Oh man, I love doing voices. It’s something i’m always doing, in one way or another. Among them are the following:

Marvin the Martian
Bobcat Goldwaith (this one flat out slays everyone when I do it.)
Wakko Warner
Yogi Bear
Barney the dino (usually done in some sick perverted way)
Mickey Mouse (same as above)
Jimmy Stewart
Sean Connery (still working out the kinks on this one)
Ross Perot
George H Bush
John Wayne
(the above three I do in succession, one leading into another…learned that trick from watching Robin Williams one night on the Tonight Show)
Lt. Worf (got the voice and inflection down, but cannot get volume on it for the life of me)
Elmer Fudd
Jackelope
Kermit
Apu (or generic middle eastern “joke accent”)
Beavis
Bob and Doug MacKenzie
Barney (from The Simpsons)
Popeye

I can do a pretty good William S. Burroughs, and a fairly decent Louis Armstrong.

Both of them eventually hurt like hell if I keep ‘em up for any length of time, though – especially the Satchmo deal. For some reason, after a drop of the creature, it sometimes amuses me to sing hillbilly jug-band type songs in the Louis Armstrong voice-- especially the Holy Modal Rounders’ Glue’s in the Bottle.

Reciting Jabborwocky in the Burroughs voice is good for a giggle, too, or parts of Father William, 'natch:

I would appreciate it. Especially if you sing “Frosty the Snowman.”

I can say “propane and propane accessories” like Hank Hill.

I tend to mimic cadences more than vocal sounds. Female comediennes especially. I find myself slipping into Paula Poundstone talking about the cats more than I mean to.
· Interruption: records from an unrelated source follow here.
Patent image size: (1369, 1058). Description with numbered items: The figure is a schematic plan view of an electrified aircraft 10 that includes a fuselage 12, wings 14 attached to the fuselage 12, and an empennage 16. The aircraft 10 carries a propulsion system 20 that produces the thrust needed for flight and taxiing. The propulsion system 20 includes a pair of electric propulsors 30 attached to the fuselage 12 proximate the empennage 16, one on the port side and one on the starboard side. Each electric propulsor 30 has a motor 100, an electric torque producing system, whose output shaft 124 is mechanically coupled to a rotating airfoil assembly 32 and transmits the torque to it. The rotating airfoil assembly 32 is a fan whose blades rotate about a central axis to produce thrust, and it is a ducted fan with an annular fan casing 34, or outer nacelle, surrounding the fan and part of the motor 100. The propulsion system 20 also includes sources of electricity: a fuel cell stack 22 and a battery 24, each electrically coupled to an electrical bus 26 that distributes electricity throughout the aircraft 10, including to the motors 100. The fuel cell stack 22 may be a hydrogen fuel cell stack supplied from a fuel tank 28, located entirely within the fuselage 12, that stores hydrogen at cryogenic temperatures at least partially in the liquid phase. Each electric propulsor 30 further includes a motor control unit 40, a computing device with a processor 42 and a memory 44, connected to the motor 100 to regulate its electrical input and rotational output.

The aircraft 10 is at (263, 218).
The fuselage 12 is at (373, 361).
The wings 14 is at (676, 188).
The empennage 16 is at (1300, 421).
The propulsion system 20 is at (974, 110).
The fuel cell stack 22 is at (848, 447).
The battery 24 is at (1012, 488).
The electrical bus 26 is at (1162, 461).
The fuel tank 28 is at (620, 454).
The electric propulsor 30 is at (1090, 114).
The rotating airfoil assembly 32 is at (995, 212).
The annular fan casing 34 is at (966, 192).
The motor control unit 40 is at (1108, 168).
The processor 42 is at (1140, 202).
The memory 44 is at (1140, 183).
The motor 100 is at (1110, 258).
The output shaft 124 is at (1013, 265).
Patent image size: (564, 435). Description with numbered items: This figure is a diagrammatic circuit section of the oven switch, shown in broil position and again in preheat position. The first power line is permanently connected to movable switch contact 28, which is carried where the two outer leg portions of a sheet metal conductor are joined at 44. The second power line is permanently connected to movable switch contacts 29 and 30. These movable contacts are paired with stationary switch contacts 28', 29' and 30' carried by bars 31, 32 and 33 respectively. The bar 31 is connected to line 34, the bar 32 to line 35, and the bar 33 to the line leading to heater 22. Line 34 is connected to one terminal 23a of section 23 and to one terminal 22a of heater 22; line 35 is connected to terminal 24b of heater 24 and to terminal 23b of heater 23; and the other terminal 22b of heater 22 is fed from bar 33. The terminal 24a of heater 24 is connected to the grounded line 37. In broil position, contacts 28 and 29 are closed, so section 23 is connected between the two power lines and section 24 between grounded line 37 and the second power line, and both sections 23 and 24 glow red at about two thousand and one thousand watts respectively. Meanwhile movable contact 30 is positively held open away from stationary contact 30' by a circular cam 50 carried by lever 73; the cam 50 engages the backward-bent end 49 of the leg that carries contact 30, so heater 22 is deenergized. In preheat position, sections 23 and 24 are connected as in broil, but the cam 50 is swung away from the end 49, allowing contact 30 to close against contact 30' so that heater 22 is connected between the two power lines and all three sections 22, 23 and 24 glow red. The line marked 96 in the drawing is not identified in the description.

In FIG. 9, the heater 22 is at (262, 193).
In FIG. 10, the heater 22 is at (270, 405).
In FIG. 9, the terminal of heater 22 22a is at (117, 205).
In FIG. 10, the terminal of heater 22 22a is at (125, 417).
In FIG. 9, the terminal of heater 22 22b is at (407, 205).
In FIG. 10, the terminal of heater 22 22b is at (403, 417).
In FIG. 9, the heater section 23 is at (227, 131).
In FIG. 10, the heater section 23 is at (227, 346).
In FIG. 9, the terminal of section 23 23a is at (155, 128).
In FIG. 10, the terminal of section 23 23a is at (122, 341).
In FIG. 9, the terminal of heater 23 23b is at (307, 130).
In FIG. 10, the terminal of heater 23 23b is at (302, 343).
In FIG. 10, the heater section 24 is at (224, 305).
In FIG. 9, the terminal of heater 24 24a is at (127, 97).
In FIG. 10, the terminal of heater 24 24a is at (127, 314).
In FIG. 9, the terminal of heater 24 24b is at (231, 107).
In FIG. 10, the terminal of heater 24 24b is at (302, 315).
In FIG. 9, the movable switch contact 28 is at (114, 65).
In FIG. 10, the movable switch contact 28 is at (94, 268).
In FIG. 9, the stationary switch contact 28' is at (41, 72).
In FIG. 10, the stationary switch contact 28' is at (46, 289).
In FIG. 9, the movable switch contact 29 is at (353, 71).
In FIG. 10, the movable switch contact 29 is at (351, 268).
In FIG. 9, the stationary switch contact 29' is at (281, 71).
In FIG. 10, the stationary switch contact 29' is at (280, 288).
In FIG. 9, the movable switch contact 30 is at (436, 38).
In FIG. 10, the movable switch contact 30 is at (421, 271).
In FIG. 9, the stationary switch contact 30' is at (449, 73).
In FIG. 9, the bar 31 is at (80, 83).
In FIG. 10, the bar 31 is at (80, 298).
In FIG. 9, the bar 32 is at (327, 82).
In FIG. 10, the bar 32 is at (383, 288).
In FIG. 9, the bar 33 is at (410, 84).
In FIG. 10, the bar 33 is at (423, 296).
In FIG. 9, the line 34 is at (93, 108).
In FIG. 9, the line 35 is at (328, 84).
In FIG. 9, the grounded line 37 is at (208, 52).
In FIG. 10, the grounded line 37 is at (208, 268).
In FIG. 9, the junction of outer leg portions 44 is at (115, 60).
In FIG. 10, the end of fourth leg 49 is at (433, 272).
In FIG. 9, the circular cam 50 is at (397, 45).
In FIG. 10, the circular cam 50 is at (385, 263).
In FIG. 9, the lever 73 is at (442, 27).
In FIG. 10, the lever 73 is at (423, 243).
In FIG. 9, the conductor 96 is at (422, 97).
And there’s a professor here that I do a fairly good imitation of. I was talking to another professor one day and slipped into the impression without realizing it while discussing the other professor. The professor I was talking to said, “Does he know you can do him?” I realized what I’d done and said, horrified, “Oh no! And please, please don’t tell him.”